Recently I read, "Is there a conversation God is trying to initiate with you?" So I began asking God is there anything He needs to tell me that I haven't been quiet enough to hear? I had the feeling He was telling me to write. So I found an entry that I didn't publish written right before my last move. Perhaps God just wants someone to read it. So here we go:
I can’t understand why God would want to take us when we aren’t
done. I have a ministry I love and feel productive, I have a community
of lovely ladies whom I wanted to continue talk to about Jesus and a church
with wonderful people and great teaching. I have yet to show the world around
me how great God is. So with all the things unfinished why am I leaving? My
life seems so fragmented. I don’t keep in touch with the people from the last
spot. Why would I keep in touch with these people? Not because they aren’t
wonderful but because I’m terrible at communication. I don’t do it. I get
wrapped up in the here and now. Why talk on the phone to a person far away when
I’ll run into someone at school?
That got me thinking. If all my friendships are based on
proximity, how deep can they be? Do I mostly speak about the things happening
around town or with the kids? Shouldn’t my conversations be about things that
matter?
But really these things DO matter. Often people just want someone to
listen about the terribleness of their status quo. They don’t want to talk
about the deepness of life. Have I not done my job for Jesus if I’m not witnessing
to people? Or is it enough to show the world what Christ is like by listening
to their troubles? To genuinely show the love God has for others by being a
shoulder to cry on, a voice to laugh with, legs to run and walk with, combined
with a heart that cares.
I love my kitchen window. As I stand at the sink I can look
out to the street. I live on the corner where two streets meet. It is a walk
way so many take to get into the shops. Past my window I see so much life. I
will miss that window. I will miss the friends that walk by. So many of them I
pray for as they pass my way. One who walks past with her family at least once
a day, has a rekindled love for God that I pray will grow and grow. One I see
with her dog on a walk or bike with the kids and I pray that she will feel a
need for God and have it fulfilled. Another does not walk by often. But when
she does I can see the troubled look on her face and I pray she would cling to
God for her rest.
Will I ever see these ladies again…I don't know.
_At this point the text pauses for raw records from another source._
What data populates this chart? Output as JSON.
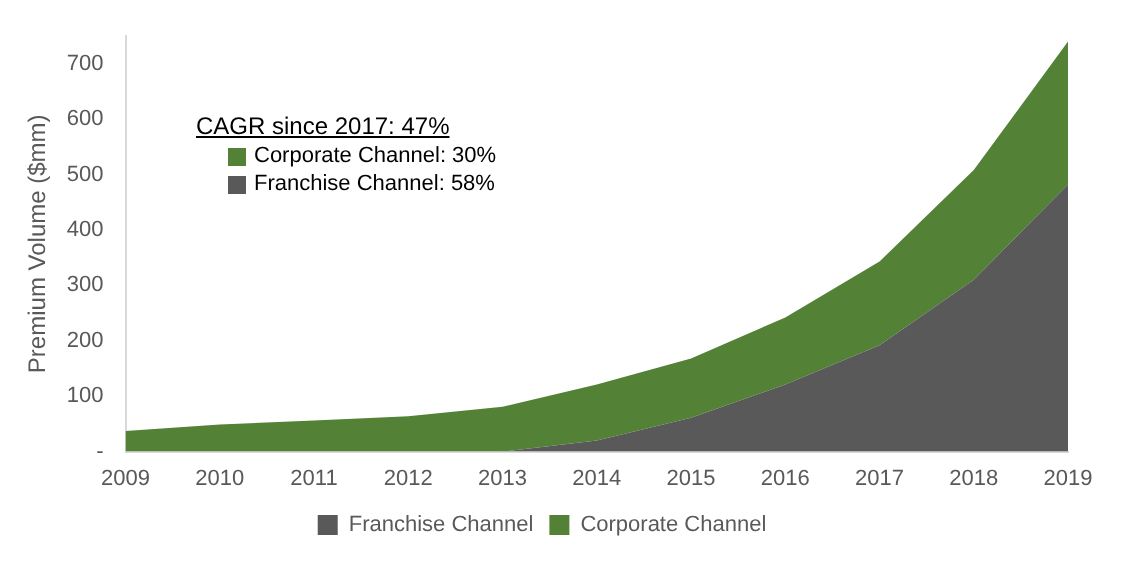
{
  "chart_data": {
    "type": "area",
    "stacked": true,
    "ylabel": "Premium Volume ($mm)",
    "categories": [
      "2009",
      "2010",
      "2011",
      "2012",
      "2013",
      "2014",
      "2015",
      "2016",
      "2017",
      "2018",
      "2019"
    ],
    "series": [
      {
        "name": "Franchise Channel",
        "color": "#595959",
        "values": [
          0,
          0,
          0,
          0,
          0,
          20,
          61,
          121,
          192,
          310,
          482
        ]
      },
      {
        "name": "Corporate Channel",
        "color": "#538135",
        "values": [
          37,
          49,
          56,
          64,
          81,
          101,
          107,
          121,
          151,
          198,
          258
        ]
      }
    ],
    "ylim": [
      0,
      750
    ],
    "yticks": [
      {
        "value": 0,
        "label": "-"
      },
      100,
      200,
      300,
      400,
      500,
      600,
      700
    ],
    "annotations": [
      "CAGR since 2017: 47%",
      "Corporate Channel: 30%",
      "Franchise Channel: 58%"
    ],
    "grid": false,
    "legend": "bottom"
  }
}
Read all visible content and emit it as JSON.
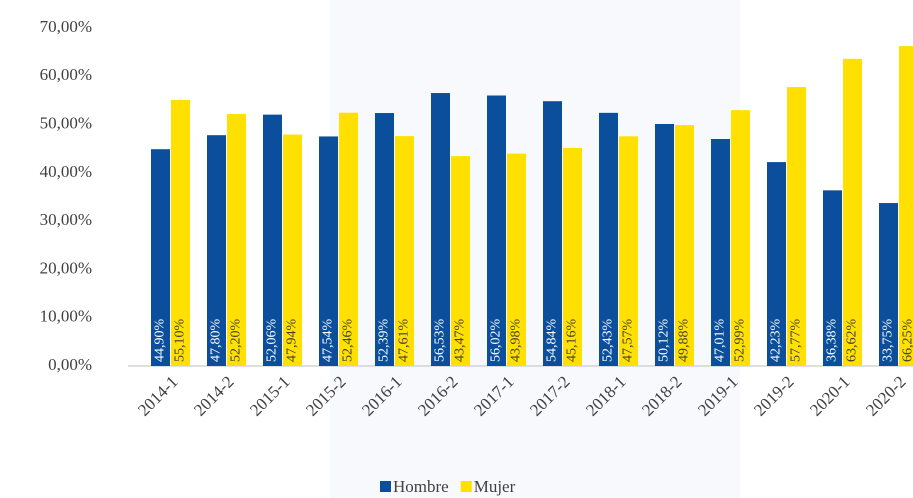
{
  "chart_data": {
    "type": "bar",
    "categories": [
      "2014-1",
      "2014-2",
      "2015-1",
      "2015-2",
      "2016-1",
      "2016-2",
      "2017-1",
      "2017-2",
      "2018-1",
      "2018-2",
      "2019-1",
      "2019-2",
      "2020-1",
      "2020-2"
    ],
    "series": [
      {
        "name": "Hombre",
        "color": "#0b4f9c",
        "values": [
          44.9,
          47.8,
          52.06,
          47.54,
          52.39,
          56.53,
          56.02,
          54.84,
          52.43,
          50.12,
          47.01,
          42.23,
          36.38,
          33.75
        ],
        "value_labels": [
          "44,90%",
          "47,80%",
          "52,06%",
          "47,54%",
          "52,39%",
          "56,53%",
          "56,02%",
          "54,84%",
          "52,43%",
          "50,12%",
          "47,01%",
          "42,23%",
          "36,38%",
          "33,75%"
        ]
      },
      {
        "name": "Mujer",
        "color": "#ffe000",
        "values": [
          55.1,
          52.2,
          47.94,
          52.46,
          47.61,
          43.47,
          43.98,
          45.16,
          47.57,
          49.88,
          52.99,
          57.77,
          63.62,
          66.25
        ],
        "value_labels": [
          "55,10%",
          "52,20%",
          "47,94%",
          "52,46%",
          "47,61%",
          "43,47%",
          "43,98%",
          "45,16%",
          "47,57%",
          "49,88%",
          "52,99%",
          "57,77%",
          "63,62%",
          "66,25%"
        ]
      }
    ],
    "ylim": [
      0,
      70
    ],
    "yticks": [
      {
        "value": 0,
        "label": "0,00%"
      },
      {
        "value": 10,
        "label": "10,00%"
      },
      {
        "value": 20,
        "label": "20,00%"
      },
      {
        "value": 30,
        "label": "30,00%"
      },
      {
        "value": 40,
        "label": "40,00%"
      },
      {
        "value": 50,
        "label": "50,00%"
      },
      {
        "value": 60,
        "label": "60,00%"
      },
      {
        "value": 70,
        "label": "70,00%"
      }
    ],
    "legend": "bottom"
  }
}
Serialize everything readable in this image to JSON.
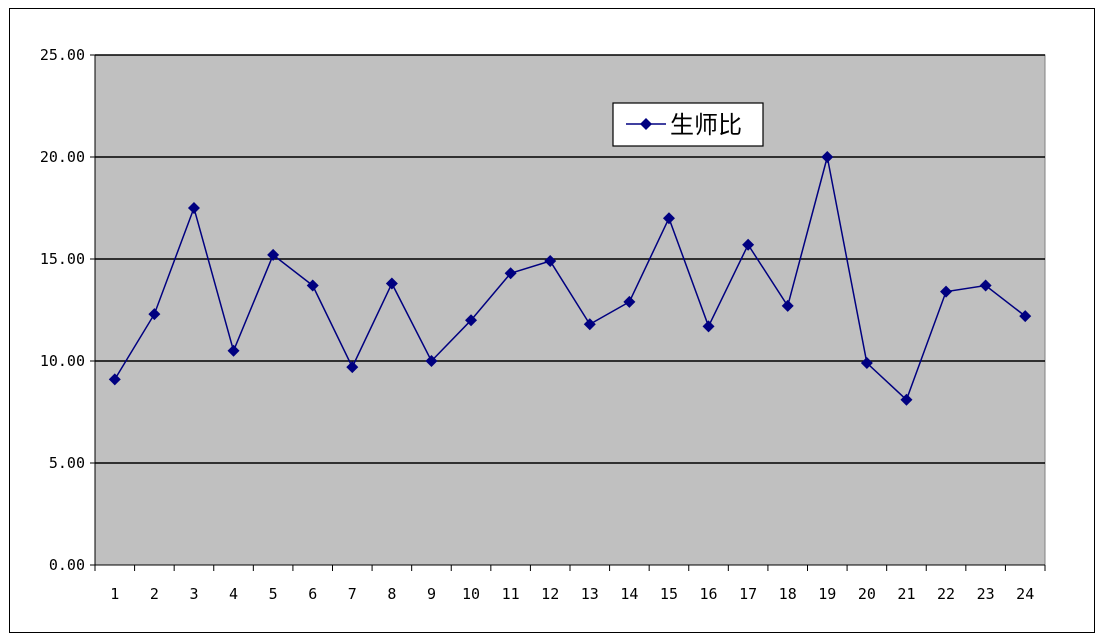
{
  "chart_data": {
    "type": "line",
    "categories": [
      "1",
      "2",
      "3",
      "4",
      "5",
      "6",
      "7",
      "8",
      "9",
      "10",
      "11",
      "12",
      "13",
      "14",
      "15",
      "16",
      "17",
      "18",
      "19",
      "20",
      "21",
      "22",
      "23",
      "24"
    ],
    "series": [
      {
        "name": "生师比",
        "color": "#000080",
        "marker": "diamond",
        "values": [
          9.1,
          12.3,
          17.5,
          10.5,
          15.2,
          13.7,
          9.7,
          13.8,
          10.0,
          12.0,
          14.3,
          14.9,
          11.8,
          12.9,
          17.0,
          11.7,
          15.7,
          12.7,
          20.0,
          9.9,
          8.1,
          13.4,
          13.7,
          12.2
        ]
      }
    ],
    "yticks": [
      "0.00",
      "5.00",
      "10.00",
      "15.00",
      "20.00",
      "25.00"
    ],
    "ylim": [
      0,
      25
    ],
    "grid": true,
    "legend_position": "top-right",
    "plot_background": "#c0c0c0"
  }
}
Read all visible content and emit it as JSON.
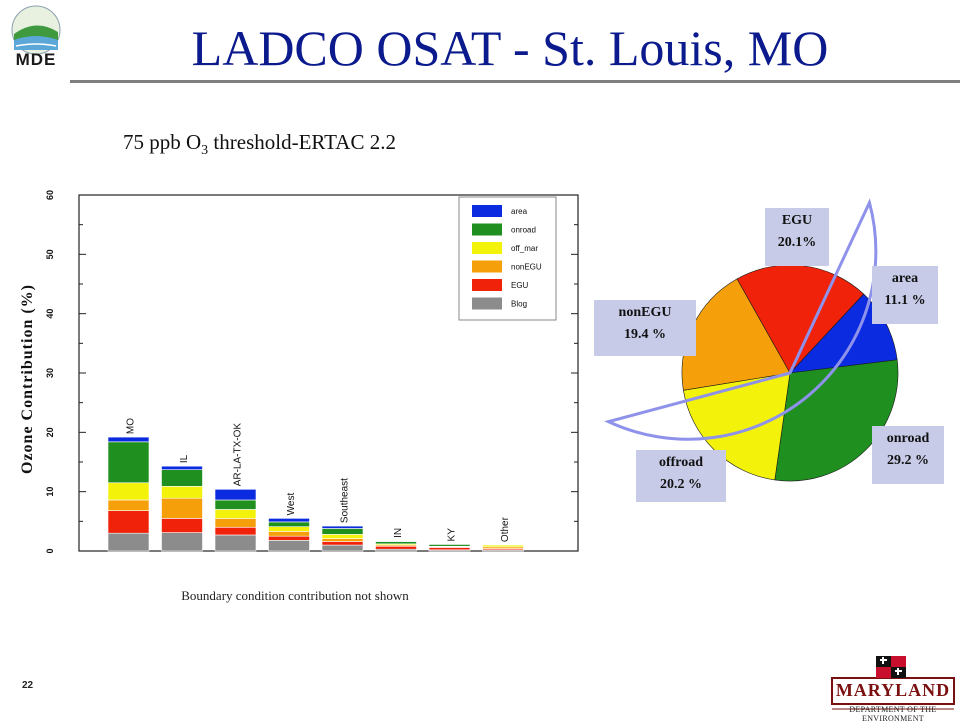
{
  "slide": {
    "title": "LADCO OSAT - St. Louis, MO",
    "logo_text": "MDE",
    "subtitle_prefix": "75 ppb O",
    "subtitle_sub": "3",
    "subtitle_suffix": " threshold-ERTAC 2.2",
    "footnote": "Boundary condition contribution not shown",
    "page_number": "22",
    "brand_word": "MARYLAND",
    "brand_dept": "DEPARTMENT OF THE ENVIRONMENT"
  },
  "colors": {
    "area": "#0a2be0",
    "onroad": "#1f8f1f",
    "off_mar": "#f2f20a",
    "nonEGU": "#f5a00a",
    "EGU": "#f0220a",
    "Blog": "#8c8c8c",
    "title": "#0b1a8c",
    "accent_circle": "#8e92ea"
  },
  "chart_data": [
    {
      "type": "bar",
      "stacked": true,
      "ylabel": "Ozone Contribution (%)",
      "ylim": [
        0,
        60
      ],
      "yticks": [
        "0",
        "10",
        "20",
        "30",
        "40",
        "50",
        "60"
      ],
      "categories": [
        "MO",
        "IL",
        "AR-LA-TX-OK",
        "West",
        "Southeast",
        "IN",
        "KY",
        "Other"
      ],
      "series": [
        {
          "name": "Blog",
          "values": [
            3.0,
            3.1,
            2.7,
            1.8,
            1.0,
            0.3,
            0.2,
            0.2
          ]
        },
        {
          "name": "EGU",
          "values": [
            3.8,
            2.4,
            1.3,
            0.7,
            0.6,
            0.5,
            0.4,
            0.2
          ]
        },
        {
          "name": "nonEGU",
          "values": [
            1.8,
            3.4,
            1.5,
            0.8,
            0.5,
            0.2,
            0.1,
            0.3
          ]
        },
        {
          "name": "off_mar",
          "values": [
            2.9,
            2.0,
            1.5,
            0.8,
            0.7,
            0.2,
            0.1,
            0.3
          ]
        },
        {
          "name": "onroad",
          "values": [
            6.9,
            2.8,
            1.6,
            0.8,
            1.0,
            0.4,
            0.3,
            0.0
          ]
        },
        {
          "name": "area",
          "values": [
            0.8,
            0.6,
            1.8,
            0.6,
            0.4,
            0.1,
            0.0,
            0.0
          ]
        }
      ],
      "legend": [
        "area",
        "onroad",
        "off_mar",
        "nonEGU",
        "EGU",
        "Blog"
      ],
      "legend_position": "top-right",
      "grid": false
    },
    {
      "type": "pie",
      "slices": [
        {
          "name": "area",
          "line1": "area",
          "line2": "11.1 %",
          "value": 11.1
        },
        {
          "name": "onroad",
          "line1": "onroad",
          "line2": "29.2 %",
          "value": 29.2
        },
        {
          "name": "offroad",
          "line1": "offroad",
          "line2": "20.2 %",
          "value": 20.2
        },
        {
          "name": "nonEGU",
          "line1": "nonEGU",
          "line2": "19.4 %",
          "value": 19.4
        },
        {
          "name": "EGU",
          "line1": "EGU",
          "line2": "20.1%",
          "value": 20.1
        }
      ]
    }
  ]
}
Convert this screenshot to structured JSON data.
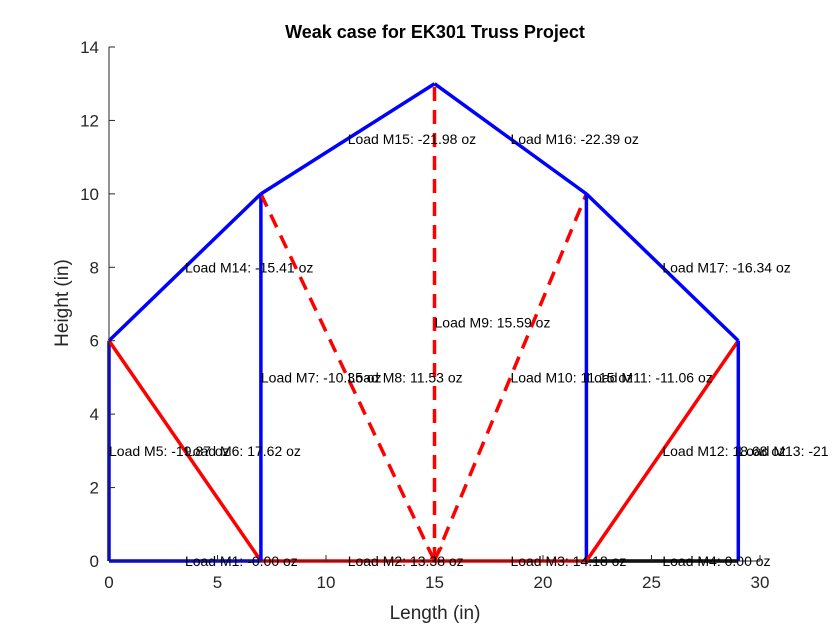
{
  "chart_data": {
    "type": "line",
    "title": "Weak case for EK301 Truss Project",
    "xlabel": "Length (in)",
    "ylabel": "Height (in)",
    "xlim": [
      0,
      30
    ],
    "ylim": [
      0,
      14
    ],
    "xticks": [
      "0",
      "5",
      "10",
      "15",
      "20",
      "25",
      "30"
    ],
    "yticks": [
      "0",
      "2",
      "4",
      "6",
      "8",
      "10",
      "12",
      "14"
    ],
    "grid": false,
    "colors": {
      "compression": "#0000ff",
      "tension": "#ff0000",
      "text": "#000000",
      "axis": "#262626"
    },
    "members": [
      {
        "name": "M1",
        "x": [
          0,
          7
        ],
        "y": [
          0,
          0
        ],
        "color": "#0000ff",
        "dashed": false,
        "label": "Load M1: -0.00 oz",
        "lx": 3.5,
        "ly": 0
      },
      {
        "name": "M2",
        "x": [
          7,
          15
        ],
        "y": [
          0,
          0
        ],
        "color": "#ff0000",
        "dashed": false,
        "label": "Load M2: 13.38 oz",
        "lx": 11,
        "ly": 0
      },
      {
        "name": "M3",
        "x": [
          15,
          22
        ],
        "y": [
          0,
          0
        ],
        "color": "#ff0000",
        "dashed": false,
        "label": "Load M3: 14.18 oz",
        "lx": 18.5,
        "ly": 0
      },
      {
        "name": "M4",
        "x": [
          22,
          29
        ],
        "y": [
          0,
          0
        ],
        "color": "#000000",
        "dashed": false,
        "label": "Load M4: 0.00 oz",
        "lx": 25.5,
        "ly": 0
      },
      {
        "name": "M5",
        "x": [
          0,
          0
        ],
        "y": [
          0,
          6
        ],
        "color": "#0000ff",
        "dashed": false,
        "label": "Load M5: -19.87 oz",
        "lx": 0,
        "ly": 3
      },
      {
        "name": "M6",
        "x": [
          0,
          7
        ],
        "y": [
          6,
          0
        ],
        "color": "#ff0000",
        "dashed": false,
        "label": "Load M6: 17.62 oz",
        "lx": 3.5,
        "ly": 3
      },
      {
        "name": "M7",
        "x": [
          7,
          7
        ],
        "y": [
          0,
          10
        ],
        "color": "#0000ff",
        "dashed": false,
        "label": "Load M7: -10.35 oz",
        "lx": 7,
        "ly": 5
      },
      {
        "name": "M8",
        "x": [
          7,
          15
        ],
        "y": [
          10,
          0
        ],
        "color": "#ff0000",
        "dashed": true,
        "label": "Load M8: 11.53 oz",
        "lx": 11,
        "ly": 5
      },
      {
        "name": "M9",
        "x": [
          15,
          15
        ],
        "y": [
          0,
          13
        ],
        "color": "#ff0000",
        "dashed": true,
        "label": "Load M9: 15.59 oz",
        "lx": 15,
        "ly": 6.5
      },
      {
        "name": "M10",
        "x": [
          15,
          22
        ],
        "y": [
          0,
          10
        ],
        "color": "#ff0000",
        "dashed": true,
        "label": "Load M10: 11.15 oz",
        "lx": 18.5,
        "ly": 5
      },
      {
        "name": "M11",
        "x": [
          22,
          22
        ],
        "y": [
          0,
          10
        ],
        "color": "#0000ff",
        "dashed": false,
        "label": "Load M11: -11.06 oz",
        "lx": 22,
        "ly": 5
      },
      {
        "name": "M12",
        "x": [
          22,
          29
        ],
        "y": [
          0,
          6
        ],
        "color": "#ff0000",
        "dashed": false,
        "label": "Load M12: 18.68 oz",
        "lx": 25.5,
        "ly": 3
      },
      {
        "name": "M13",
        "x": [
          29,
          29
        ],
        "y": [
          0,
          6
        ],
        "color": "#0000ff",
        "dashed": false,
        "label": "Load M13: -21",
        "lx": 29,
        "ly": 3
      },
      {
        "name": "M14",
        "x": [
          0,
          7
        ],
        "y": [
          6,
          10
        ],
        "color": "#0000ff",
        "dashed": false,
        "label": "Load M14: -15.41 oz",
        "lx": 3.5,
        "ly": 8
      },
      {
        "name": "M15",
        "x": [
          7,
          15
        ],
        "y": [
          10,
          13
        ],
        "color": "#0000ff",
        "dashed": false,
        "label": "Load M15: -21.98 oz",
        "lx": 11,
        "ly": 11.5
      },
      {
        "name": "M16",
        "x": [
          15,
          22
        ],
        "y": [
          13,
          10
        ],
        "color": "#0000ff",
        "dashed": false,
        "label": "Load M16: -22.39 oz",
        "lx": 18.5,
        "ly": 11.5
      },
      {
        "name": "M17",
        "x": [
          22,
          29
        ],
        "y": [
          10,
          6
        ],
        "color": "#0000ff",
        "dashed": false,
        "label": "Load M17: -16.34 oz",
        "lx": 25.5,
        "ly": 8
      }
    ]
  }
}
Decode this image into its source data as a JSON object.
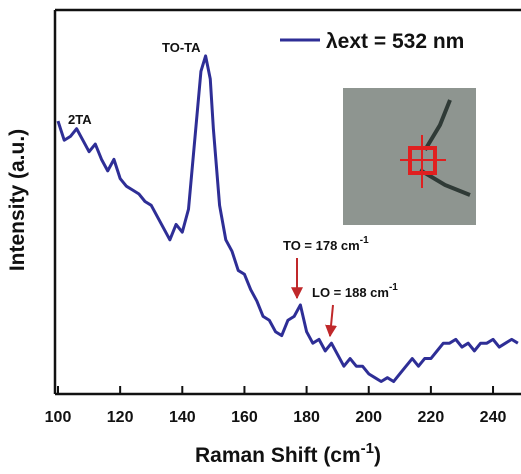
{
  "chart_data": {
    "type": "line",
    "xlabel": {
      "text": "Raman Shift (cm",
      "sup": "-1",
      "end": ")"
    },
    "ylabel": "Intensity (a.u.)",
    "x": [
      100,
      102,
      104,
      106,
      108,
      110,
      112,
      114,
      116,
      118,
      120,
      122,
      124,
      126,
      128,
      130,
      132,
      134,
      136,
      138,
      140,
      142,
      144,
      146,
      147.5,
      149,
      150,
      152,
      154,
      156,
      158,
      160,
      162,
      164,
      166,
      168,
      170,
      172,
      174,
      176,
      178,
      180,
      182,
      184,
      186,
      188,
      190,
      192,
      194,
      196,
      198,
      200,
      202,
      204,
      206,
      208,
      210,
      212,
      214,
      216,
      218,
      220,
      222,
      224,
      226,
      228,
      230,
      232,
      234,
      236,
      238,
      240,
      242,
      244,
      246,
      248
    ],
    "series": [
      {
        "name": "λext = 532 nm",
        "color": "#2e2e96",
        "values": [
          71,
          66,
          67,
          69,
          66,
          63,
          65,
          61,
          58,
          61,
          56,
          54,
          53,
          52,
          50,
          49,
          46,
          43,
          40,
          44,
          42,
          48,
          66,
          84,
          88,
          82,
          69,
          49,
          40,
          37,
          32,
          31,
          27,
          24,
          20,
          19,
          16,
          15,
          19,
          20,
          23,
          16,
          13,
          14,
          11,
          13,
          10,
          7,
          9,
          7,
          7,
          5,
          4,
          3,
          4,
          3,
          5,
          7,
          9,
          7,
          9,
          9,
          11,
          13,
          13,
          14,
          12,
          13,
          11,
          13,
          13,
          14,
          12,
          13,
          14,
          13
        ]
      }
    ],
    "xlim": [
      100,
      249
    ],
    "xticks": [
      100,
      120,
      140,
      160,
      180,
      200,
      220,
      240
    ],
    "ylim": [
      0,
      100
    ],
    "annotations": [
      {
        "text": "2TA"
      },
      {
        "text": "TO-TA"
      },
      {
        "text": "TO = 178 cm",
        "sup": "-1"
      },
      {
        "text": "LO = 188 cm",
        "sup": "-1"
      }
    ]
  }
}
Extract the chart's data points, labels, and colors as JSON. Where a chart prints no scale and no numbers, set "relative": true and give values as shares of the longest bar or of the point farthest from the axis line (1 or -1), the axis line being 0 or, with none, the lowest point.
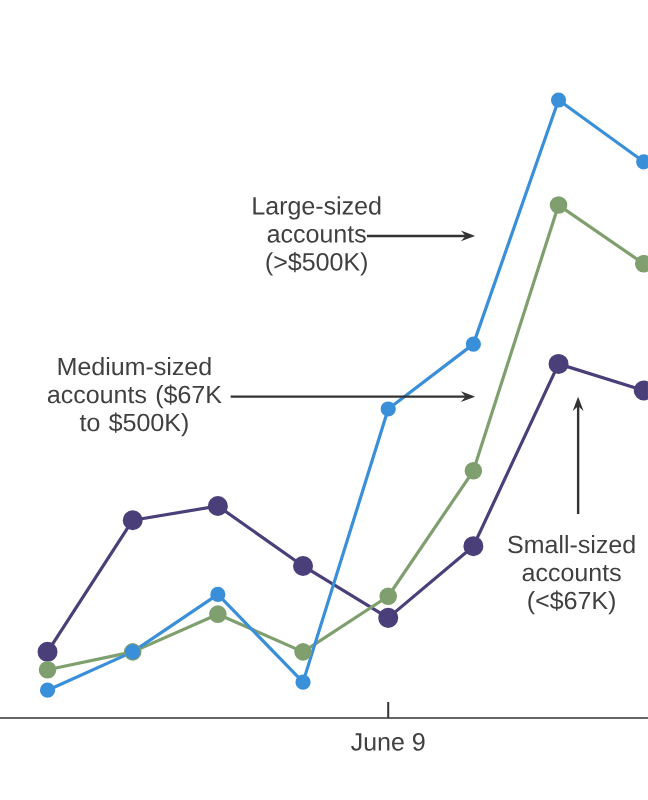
{
  "chart_data": {
    "type": "line",
    "relative": true,
    "categories": [
      null,
      null,
      null,
      null,
      null,
      null,
      null,
      null
    ],
    "series": [
      {
        "color": "#3a8fd9",
        "values": [
          0.045,
          0.107,
          0.2,
          0.058,
          0.5,
          0.605,
          1,
          0.9
        ]
      },
      {
        "color": "#7f9f6f",
        "values": [
          0.078,
          0.107,
          0.168,
          0.107,
          0.197,
          0.4,
          0.83,
          0.735
        ]
      },
      {
        "color": "#4b3f7a",
        "values": [
          0.107,
          0.32,
          0.343,
          0.246,
          0.162,
          0.278,
          0.573,
          0.53
        ]
      }
    ],
    "annotations": [
      "Large-sized accounts (>$500K)",
      "Medium-sized accounts ($67K to $500K)",
      "Small-sized accounts (<$67K)",
      "June 9"
    ],
    "marker": "circle",
    "line_style": "solid",
    "grid": false
  }
}
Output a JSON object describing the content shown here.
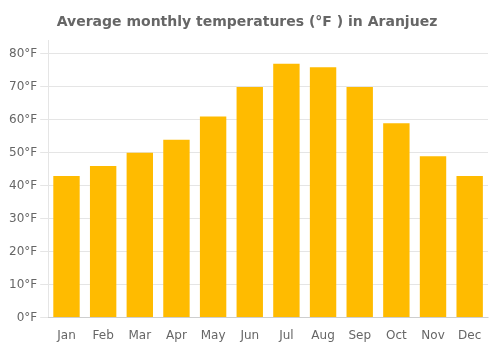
{
  "chart_data": {
    "type": "bar",
    "title": "Average monthly temperatures (°F ) in Aranjuez",
    "categories": [
      "Jan",
      "Feb",
      "Mar",
      "Apr",
      "May",
      "Jun",
      "Jul",
      "Aug",
      "Sep",
      "Oct",
      "Nov",
      "Dec"
    ],
    "values": [
      43,
      46,
      50,
      54,
      61,
      70,
      77,
      76,
      70,
      59,
      49,
      43
    ],
    "color": "#FFBB00",
    "ylim": [
      0,
      84
    ],
    "yticks": [
      {
        "value": 0,
        "label": "0°F"
      },
      {
        "value": 10,
        "label": "10°F"
      },
      {
        "value": 20,
        "label": "20°F"
      },
      {
        "value": 30,
        "label": "30°F"
      },
      {
        "value": 40,
        "label": "40°F"
      },
      {
        "value": 50,
        "label": "50°F"
      },
      {
        "value": 60,
        "label": "60°F"
      },
      {
        "value": 70,
        "label": "70°F"
      },
      {
        "value": 80,
        "label": "80°F"
      }
    ],
    "grid": true
  }
}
This world seems so far away from the one I
am going to. In my ideal world we all
sit together at the pub once a week and laugh at our silly kids, cry at our
bleak moments and talk through our plans for challenges. I pray that
heaven rejoices when they get there. I
pray my eternity with God can be shared with them. I pray forgiveness for the
times I could have spoken more boldly. I pray forgiveness for the times I made Christianity look bad.
To all these unknowns...I say "Ehh...it isn't me that wins souls for God. It is the Holy Spirit. I can only be a willing vessel."